The universe’s greatest exotica are the focus of her research—dark matter, dark energy, and black holes. She is an expert, for example, in the complex behavior and gravitational lensing of galaxy clusters, where arrays of 1,000 galaxies are 95% dark matter. Her theory of the “direct” formation of supermassive black holes may explain the profound mystery of quasars.

Priyamvada Natarajan is a professor in the Departments of Astronomy and Physics at Yale University and at the Dark Cosmology Center, Niels Bohr Institute, University of Copenhagen, Denmark. She is an active proponent for the public understanding and study of science.

The darkness of dark matter and dark energy

ALL THAT WE KNOW of the universe we get from observing photons, Natarajan pointed out. But dark matter, which makes up 90 percent of the total mass in the universe, is called dark because it neither emits nor reflects photons — and because of our ignorance of what it is. It is conjectured to be made up of still-unidentified exotic collisionless particles which might weigh about six times more than an electron.

Though some challenge whether dark matter even exists, Natarajan is persuaded that it does because of her research on “the heaviest objects in the universe“ — galaxy clusters of more than 1,000 galaxies. First of all, the rotation of stars within galaxies does not look Keplerian — the outermost stars move far too quickly, as discovered in the 1970s. Their rapid rate of motion only makes sense if there is a vast “halo” of dark matter enclosing each galaxy.

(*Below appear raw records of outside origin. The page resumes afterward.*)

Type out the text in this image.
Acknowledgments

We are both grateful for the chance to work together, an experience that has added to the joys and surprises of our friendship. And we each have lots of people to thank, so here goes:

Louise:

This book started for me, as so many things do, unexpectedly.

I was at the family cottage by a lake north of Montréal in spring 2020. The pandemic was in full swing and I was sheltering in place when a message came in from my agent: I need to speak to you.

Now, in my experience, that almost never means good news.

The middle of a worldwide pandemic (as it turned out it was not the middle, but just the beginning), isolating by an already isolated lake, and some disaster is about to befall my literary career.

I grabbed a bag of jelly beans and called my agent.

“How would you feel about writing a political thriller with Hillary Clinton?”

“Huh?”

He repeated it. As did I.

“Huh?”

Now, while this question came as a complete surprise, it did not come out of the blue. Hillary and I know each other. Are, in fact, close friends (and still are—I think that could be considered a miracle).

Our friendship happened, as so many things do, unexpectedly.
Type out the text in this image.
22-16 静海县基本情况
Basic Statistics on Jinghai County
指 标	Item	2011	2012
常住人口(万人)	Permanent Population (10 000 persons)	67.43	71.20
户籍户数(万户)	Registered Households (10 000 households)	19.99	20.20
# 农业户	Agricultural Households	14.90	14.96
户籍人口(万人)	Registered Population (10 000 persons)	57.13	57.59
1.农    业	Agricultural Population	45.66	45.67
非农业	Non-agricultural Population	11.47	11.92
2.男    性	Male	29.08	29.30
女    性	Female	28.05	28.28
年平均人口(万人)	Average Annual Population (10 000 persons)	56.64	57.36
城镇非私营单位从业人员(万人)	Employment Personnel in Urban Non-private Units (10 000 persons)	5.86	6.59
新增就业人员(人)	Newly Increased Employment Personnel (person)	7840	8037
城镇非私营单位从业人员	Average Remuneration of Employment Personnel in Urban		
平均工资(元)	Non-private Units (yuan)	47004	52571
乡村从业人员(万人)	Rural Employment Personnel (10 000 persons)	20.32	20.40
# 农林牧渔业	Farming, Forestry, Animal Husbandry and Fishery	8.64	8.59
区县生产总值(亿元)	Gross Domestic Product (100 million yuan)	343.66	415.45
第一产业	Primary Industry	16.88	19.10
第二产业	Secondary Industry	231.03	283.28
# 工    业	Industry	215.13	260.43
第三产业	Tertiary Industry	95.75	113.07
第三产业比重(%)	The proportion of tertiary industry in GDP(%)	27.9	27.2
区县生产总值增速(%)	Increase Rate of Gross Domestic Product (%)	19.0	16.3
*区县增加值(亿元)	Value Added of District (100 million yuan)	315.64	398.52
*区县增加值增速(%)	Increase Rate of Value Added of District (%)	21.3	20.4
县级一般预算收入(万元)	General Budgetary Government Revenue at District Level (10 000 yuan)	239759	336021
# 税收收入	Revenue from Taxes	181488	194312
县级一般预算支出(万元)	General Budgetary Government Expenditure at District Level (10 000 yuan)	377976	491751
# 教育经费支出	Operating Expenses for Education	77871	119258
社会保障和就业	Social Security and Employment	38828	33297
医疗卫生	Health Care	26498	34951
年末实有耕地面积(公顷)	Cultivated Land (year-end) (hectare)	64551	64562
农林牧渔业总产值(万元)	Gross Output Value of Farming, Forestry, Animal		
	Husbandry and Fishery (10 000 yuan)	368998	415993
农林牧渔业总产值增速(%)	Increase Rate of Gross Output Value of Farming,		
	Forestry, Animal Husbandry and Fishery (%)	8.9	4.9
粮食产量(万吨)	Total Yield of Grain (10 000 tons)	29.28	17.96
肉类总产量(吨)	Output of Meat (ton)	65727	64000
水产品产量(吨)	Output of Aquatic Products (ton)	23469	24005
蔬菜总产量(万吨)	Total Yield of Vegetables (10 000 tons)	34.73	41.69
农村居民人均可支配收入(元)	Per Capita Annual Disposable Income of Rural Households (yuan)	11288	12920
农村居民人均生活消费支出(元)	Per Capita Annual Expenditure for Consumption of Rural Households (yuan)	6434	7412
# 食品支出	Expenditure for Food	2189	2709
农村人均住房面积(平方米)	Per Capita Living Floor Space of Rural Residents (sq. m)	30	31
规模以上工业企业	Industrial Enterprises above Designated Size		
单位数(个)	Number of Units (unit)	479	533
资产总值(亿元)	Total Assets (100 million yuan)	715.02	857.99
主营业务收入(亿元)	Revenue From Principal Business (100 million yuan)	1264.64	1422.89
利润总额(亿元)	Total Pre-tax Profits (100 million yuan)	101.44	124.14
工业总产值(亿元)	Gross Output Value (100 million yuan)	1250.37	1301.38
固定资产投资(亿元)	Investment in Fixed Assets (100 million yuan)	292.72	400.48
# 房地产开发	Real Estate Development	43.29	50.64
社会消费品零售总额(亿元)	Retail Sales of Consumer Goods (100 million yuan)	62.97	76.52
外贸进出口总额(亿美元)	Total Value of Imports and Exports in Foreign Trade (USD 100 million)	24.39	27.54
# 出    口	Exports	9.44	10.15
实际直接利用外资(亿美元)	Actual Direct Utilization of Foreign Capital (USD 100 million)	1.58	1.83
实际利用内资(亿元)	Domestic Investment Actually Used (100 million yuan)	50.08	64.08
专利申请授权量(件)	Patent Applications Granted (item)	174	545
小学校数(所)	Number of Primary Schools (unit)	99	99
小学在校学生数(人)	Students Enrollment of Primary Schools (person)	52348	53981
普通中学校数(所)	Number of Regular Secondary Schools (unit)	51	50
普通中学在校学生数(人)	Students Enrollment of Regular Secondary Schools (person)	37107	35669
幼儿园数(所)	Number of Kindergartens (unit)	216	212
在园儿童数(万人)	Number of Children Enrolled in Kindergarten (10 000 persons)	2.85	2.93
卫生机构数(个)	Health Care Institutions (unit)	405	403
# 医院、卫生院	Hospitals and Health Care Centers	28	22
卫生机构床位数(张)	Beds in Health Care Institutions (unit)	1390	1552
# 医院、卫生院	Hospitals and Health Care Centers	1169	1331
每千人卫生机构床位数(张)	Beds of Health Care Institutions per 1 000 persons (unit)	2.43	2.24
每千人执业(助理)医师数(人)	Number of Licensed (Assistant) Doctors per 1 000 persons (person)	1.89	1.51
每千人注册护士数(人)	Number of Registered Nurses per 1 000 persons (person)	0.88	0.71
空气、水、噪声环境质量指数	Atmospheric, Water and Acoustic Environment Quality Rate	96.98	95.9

And galaxy clusters have so much mass (90 percent of it dark) that their gravitation bends light, “lenses” it. A galaxy perfectly aligned on the far side of a galaxy cluster appears to us — via the Hubble Space Telescope — as a set of multiple arc-shaped (distorted) galaxy images. Studying the precise geometry of those images can reveal some of the nature of dark matter, such as that it appears to be “clumpy.” With the next generation of space telescopes — the James Webb Space Telescope that comes online in 2018 and the Wide-Field Infrared Survey Telescope a few years afterward — much more will be learned. There are also instruments on Earth trying to detect dark-matter particles directly, so far without success.

As for dark energy — the accelerating expansion of the universe — its shocking discovery came from two independent teams in 1998–99. Dark energy is now understood to constitute 72 percent of the entire contents of the universe. (Of the remainder, dark matter is 23 percent, and atoms — the part that we know — makes up just 4.6 percent.) When the universe was 380,000 years old (13.7 billion years ago), there was no dark energy. But now “the universe is expanding at a pretty fast clip.” Natarajan hopes to use galaxy-cluster lensing as a tool “to trace the geometry of space-time which encodes dark energy.”

These days, she said, data is coming in from the universe faster than theory can keep up with it.” We are in a golden age of cosmology.”